Der Rätekommunist Paul Mattick wurde vor 110 Jahren geboren

»Kein Atom Patriotismus«

Vor 110 Jahren wurde der Rätekommunist Paul Mattick geboren. Als Theoretiker der Arbeiterklasse verdient er einen Platz im Pantheon der historisch überlebten Revolutionäre.

Im Sommer 1923 machte ein Revolutionär eine »eigenartige Entdeckung«, an deren verstörenden Eindruck er sich nach mehr als 50 Jahren noch erinnern sollte. Während erbitterter Klassenkämpfe war Paul Mattick (1904–1981) in den Arbeiterrat Köln-Deutz gewählt worden, wo der damals erst 19jährige Streiks und Fabrikbesetzungen organisierte. Nachdem Streikende eine Fabrik besetzt hatten, gelangten sie schließlich zum Fabrikdirektor: »Als wir mit unseren Forderungen zuletzt an den Direktor der Deutz-Maschinenbau herankamen, zum Schluss, als wir die Leute bereits auf den Hof geholt und alles zerstört hatten, da machte ich die eigenartige Entdeckung, dass die Arbeiter, als wir das Zimmer des Direktors betraten, ihre Mützen abnahmen. Das war das erste, was ich bemerkte. Ich nahm meine Mütze nicht ab, wir hatten alle Mützen auf. Aber wie die Arbeiterräte dort eintraten, nahmen sie alle ihre Mützen ab und standen ganz verlegen in der Ecke. Ein anderer und ich, wir haben dann mit dem Direktor verhandelt.«

Dass Selbstbewusstein und Eigensinn nicht gerade zu den Standardeigenschaften deutscher Arbeiter zählten, selbst wenn diese sich ausnahmsweise auch mal revolutionär betätigten, war Mattick früh klargeworden. »Mein Vater«, berichtete er, »nahm an öffentlichen Versammlungen teil, zu denen er mich mitnahm. Er sagte immer, dass ich ein Strolch werde, wenn ich nicht in die Freie Sozialistische Jugend eintrete. (…) Und so war ich mit 14 Jahren Mitglied der Freien Sozialistischen Jugend, einfach weil mein Vater wollte, dass ich kein Strolch werde.
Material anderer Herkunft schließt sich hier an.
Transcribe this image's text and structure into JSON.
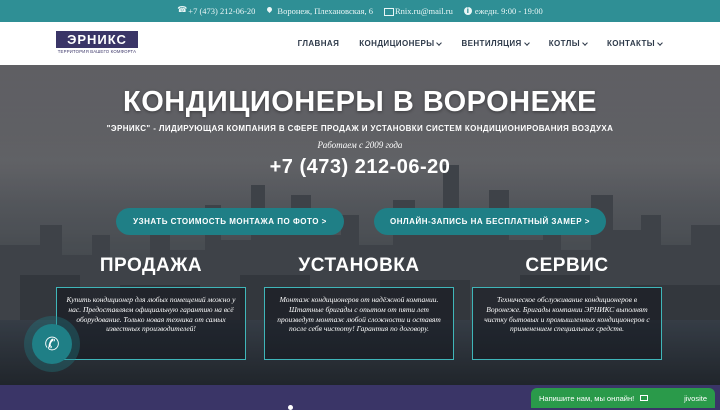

Später war ihm meine Einstellung dann doch zu viel und zu weit links und ich bin in seinen Augen trotzdem ein Strolch geworden.«
Diese und ähnliche Erfahrungen hatten Mattick freilich zeitlebens nie an der Notwendigkeit einer kommunistischen Revolution durch die internationale Arbeiterklasse, wozu er auch die deutschen Arbeiter zählte, zweifeln lassen.
Paul Mattick gilt neben Karl Korsch als prominenter Vertreter jenes wahrhaft »orthodoxen Marxismus«, der als »Rätekommunismus« in der Nachfolge der niederländischen Theoretiker Anton Pannekoek und Hermann Gorter für die Möglichkeit einer Arbeiterbewegung jenseits von Sozialdemokratie und ihrer leninistisch-stalinistischen Konkurrenz einstand. Als Aktivist der linkskommunistischen KAPD und der anarchistischen Gewerkschaft AAU war er an manchen revolutionären Erschütterungen der jungen Weimarer Republik beteiligt.
1926 emigrierte er in die USA, wo er seine revolutionäre Tätigkeit in verschiedenen radika­len Zusammenschlüssen, unter anderem den Wobblies genannten Industrial Workers of the World (IWW), fortsetzte. Neben praktischer Re­volutionstätigkeit widmete sich Mattick stets dem Schreiben, zunächst Flugschriften, dann verstärkt theoretischen Essays, wodurch er auch in nicht immer harmonischen Kontakt mit der von Max Horkheimer mitherausgegebenen Zeitschrift für Sozialforschung kam. Sein Hauptwerk »Limits of Mixed Economy« (dt. »Marx und Key­nes«) erschien 1969, es gilt bis heute als fundamentale Kritik sozialdemokratischer Versuche, durch staatliche Förderung der proletarischen Konsumfähigkeit den Kapitalismus vor einer finalen Krise zu retten. Die hier notwendigerweise als historisches Subjekt auftretende Arbeiterklasse spielte auch in Matticks zuvor erschienener Kritik an Herbert Marcuses Buch »Der eindimensionale Mensch« eine Hauptrolle. Marcuse soll Matticks Kritik als »einzig ernstzunehmende« gewürdigt haben.
Als Theoretiker der Arbeiterklasse und ihrer revolutionären Selbstaufhebung könnte Matick heute einen würdevollen Platz im Pantheon der historisch überlebten Revolutionäre beanspruchen. Lohnarbeit wird derzeit von den kapitalistischen Vollstreckern mit ihren schmutzigen Mitteln entsorgt und unvermeidliche Reste werden mithilfe der Hartz-Gesetze zur postmodernen Gefolgschaft degradiert. Keynesianische Konzepte spielen heute bestenfalls noch in linkssozialdemokratischen Strategien eine Rolle, solange ihre Autoren nicht an der Herrschaft beteiligt sind.
Trotz alledem ist kürzlich in der interessanten Reihe »Dissidenten der Arbeiterbewegung« des Unrast-Verlags der Band »Die Revolution war für mich ein großes Abenteuer. Paul Mattick im Gespräch mit Michael Buckmiller« erschienen. Und es lohnt sich, das Buch zu lesen. Buckmiller hatte im Zuge der Arbeit an seiner Dissertation über Karl Korsch Mattick 1976 in den USA besucht und interviewt. Die Aufnahmen ruhten lange im Amsterdamer Institut für Sozialgeschichte, bis sie dort vor zwei Jahren von französischen Linksradikalen entdeckt und nun von Christoph Plutte und Marc Geoffroy veröffentlicht wurden.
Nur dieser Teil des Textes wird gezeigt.